Bislang war es einer der Vorzüge des Alters, endlich die Tretmühle hinter sich zu lassen und freier über die eigene Zeit verfügen zu können. Doch die Digitalisierung gefährdet jetzt auch dieses letzte Refugium. Entsprechende Signale häufen sich und kommen nicht mehr nur von Anbietern entsprechender Technologien, die natürlich schon lange die "demografische Krise“ als Verkaufsargument entdeckt haben. Nein, inzwischen sprechen auch Leiter von Pflegeeinrichtungen und Seniorenheimen davon, dass es keinen Anspruch darauf gebe, im Alter nichts mehr dazulernen zu müssen. Zuletzt merkte ich auf, als bei einer Tagung zum Thema "Digitalisierung und der Mensch“ im Februar dieses Jahres Thomas Flotow, Geschäftsführer von Pflegen & Wohnen Hamburg, erklärte, dass jetzt die 68er-Generation vor den Türen der Pflegeheime stünde, und feststellte: "Sie werden die Digitalisierung akzeptieren (müssen).“

Ist das so?
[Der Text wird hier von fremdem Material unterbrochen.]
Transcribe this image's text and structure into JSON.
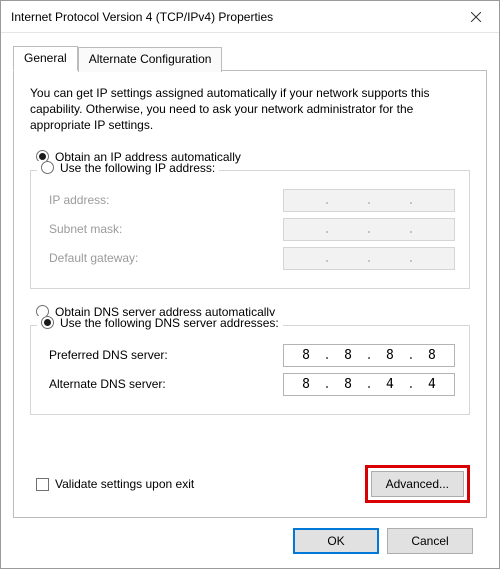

Muss ich davon ausgehen, auch im letzten Drittel meines Lebens die immer wertvoller werdende Zeit mit der Bedienung immer wieder neuer Geräte vergeuden zu müssen? Die Politik könnte gegensteuern. Meine bisherigen Erfahrungen mit Schäuble und den Finanzbehörden, die den Steuerzahlern die Kosten für die Digitalisierung aufzwingen, sich aber mit Händen und Füßen sträuben, den fürs Homeoffice erforderlichen Mietanteil als abzugsfähig anzuerkennen, stimmen mich nicht gerade zuversichtlich.

Und die Steuereintreiber, die ja traditionsgemäß ohne Wörter wie "bitte“ oder "danke“ auskommen, sind in dieser Angelegenheit nur die Vorreiter. Ein Artikel von Stefan Krempl über den aktuellen Altersbericht des Familienministeriums ließ jetzt bei mir die Alarmglocken läuten. Da wurde Bundesfamilienministerin Franziska Giffey mit den Worten zitiert, dass das Potenzial der Digitalisierung für ältere Menschen "noch viel stärker“ ausgeschöpft werden müsse. Die Alten, so der Tenor des Artikels, nutzten digitale Medien noch viel zu wenig. Es brauche unterstützende Maßnahmen, damit es mehr würden.

Immerhin, im Altersbericht selbst finden sich dann auch Sätze wie dieser: "Die Kommission appelliert an alle älteren Menschen, sich dem digitalen Wandel nicht zu verschließen. Allerdings sollte Menschen zugestanden werden, nichts Neues mehr lernen zu müssen, wenn sie dies nicht wollen.“ Und: "Generell müssen ältere Menschen auch weiterhin grundsätzlich das Recht haben, digitale Technologien nicht zu nutzen beziehungsweise der Anwendung von Technik im Einzelfall zu widersprechen.“ Es fehlen allerdings nähere Ausführungen dazu, wie dieses Recht und zugleich gesellschaftliche Teilhabe gewährleistet werden sollen.